Rosenberg found himself back in Florida — at Miami radio station WAXY-790 AM The Ticket for four years — but still, he called in to WFAN and even served as a substitute sportscaster! It was Rosenberg who reported on Rutgers in 2007, which led to Imus and his producer’s remarks, and their firings.

In 2009, Rosenberg jumped to competitor WQAM-560 AM (replacing Neil Rogers middays and Jim Mandich on the Miami Dolphins post-game show), but was fired in 2012 after a DUI arrest in Hollywood.

Courtesy Broward County Jail

The Broward-Palm Beach New Times reported,

“According to police, Rosenberg — the WQAM-AM (560) host whose license hath been suspended thrice — was really, really drunk when he said he was on his way home from Tootsie’s Cabaret, the Miami Gardens full-nudity strip club. … Two Hollywood police officers found Rosenberg sitting in the driver’s seat of his 2011 GMC Yukon — the driver’s side door was open, and the engine was running. Oh, and he was parked in the middle of 63rd Avenue. They called a third officer, Jon Cooke, who ended up writing the police report.”

Then scroll through and read details from the Booking Report.

Booking report from Broward-Palm Beach New Times reporter Rich Abdill via Broward Sheriff’s Office

“When I arrived, I discovered the arrestee laying on the ground behind his vehicle. He was in the fetal position, with his fingers in his mouth. He appeared to be attempting to induce himself to vomit. I noticed vomit on his clothes, as well as inside and next to the driver door of his vehicle. I noticed a strong odor of an alcoholic beverage emanating from his breath and person. His speech was extremely slurred and he was crying. His face was flushed and his eyes were bloodshot.”

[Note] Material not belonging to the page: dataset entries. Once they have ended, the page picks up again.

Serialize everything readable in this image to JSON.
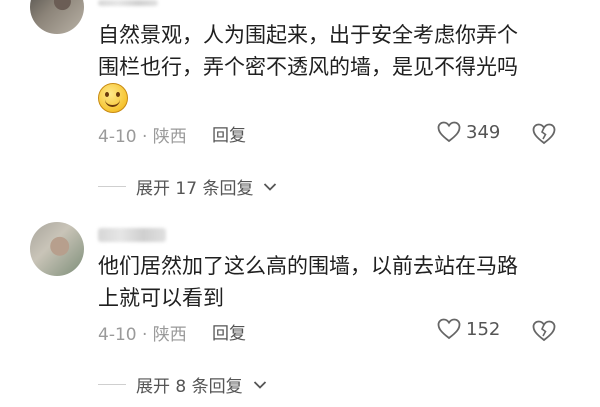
{
  "comments": [
    {
      "text_lines": [
        "自然景观，人为围起来，出于安全考虑你弄个",
        "围栏也行，弄个密不透风的墙，是见不得光吗"
      ],
      "date_location": "4-10 · 陕西",
      "reply_label": "回复",
      "like_count": "349",
      "expand_label": "展开 17 条回复"
    },
    {
      "text_lines": [
        "他们居然加了这么高的围墙，以前去站在马路",
        "上就可以看到"
      ],
      "date_location": "4-10 · 陕西",
      "reply_label": "回复",
      "like_count": "152",
      "expand_label": "展开 8 条回复"
    }
  ]
}
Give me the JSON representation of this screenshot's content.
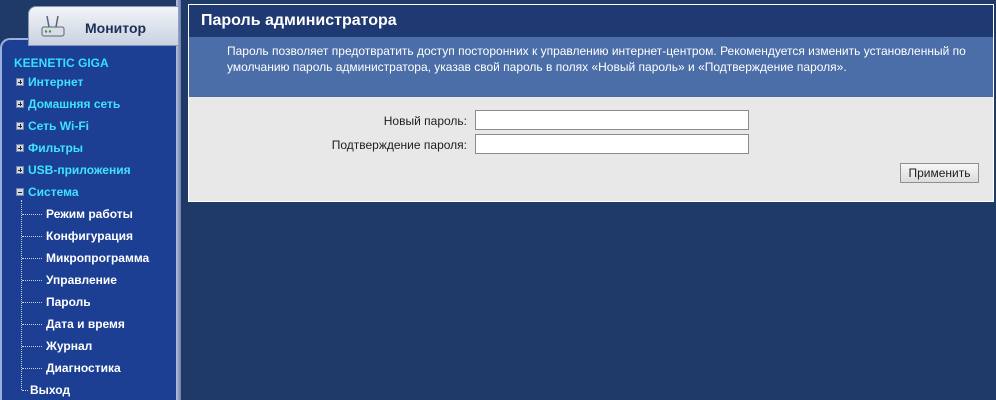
{
  "sidebar": {
    "monitor_tab": {
      "label": "Монитор",
      "icon": "router-icon"
    },
    "brand": "KEENETIC GIGA",
    "items": [
      {
        "label": "Интернет",
        "expanded": false
      },
      {
        "label": "Домашняя сеть",
        "expanded": false
      },
      {
        "label": "Сеть Wi-Fi",
        "expanded": false
      },
      {
        "label": "Фильтры",
        "expanded": false
      },
      {
        "label": "USB-приложения",
        "expanded": false
      },
      {
        "label": "Система",
        "expanded": true
      }
    ],
    "system_subitems": [
      "Режим работы",
      "Конфигурация",
      "Микропрограмма",
      "Управление",
      "Пароль",
      "Дата и время",
      "Журнал",
      "Диагностика"
    ],
    "exit": "Выход"
  },
  "panel": {
    "title": "Пароль администратора",
    "description": "Пароль позволяет предотвратить доступ посторонних к управлению интернет-центром. Рекомендуется изменить установленный по умолчанию пароль администратора, указав свой пароль в полях «Новый пароль» и «Подтверждение пароля».",
    "new_password": {
      "label": "Новый пароль:",
      "value": ""
    },
    "confirm_password": {
      "label": "Подтверждение пароля:",
      "value": ""
    },
    "apply_button": "Применить"
  },
  "colors": {
    "background": "#1f3a66",
    "nav_bg": "#1c3f94",
    "nav_link": "#3fe3ff",
    "header_bg": "#1f3a72",
    "desc_bg": "#4b6da8",
    "panel_bg": "#e8e8e8"
  }
}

He was also charged with driving with a suspended license. It was his first offense on each count.

That’s when he ended up at Palm Beach sports radio station WMEN-640 AM.

Rosenberg stayed until becoming co-host of The Bernie and Sid Show on — you guessed it — WABC-AM! That was in January, 2016. In November, he replaced the fired Wolf on Imus.

But last month, Imus announced the show would air its final episode on March 29.

What a crazy business! It has to be, with such crazy people.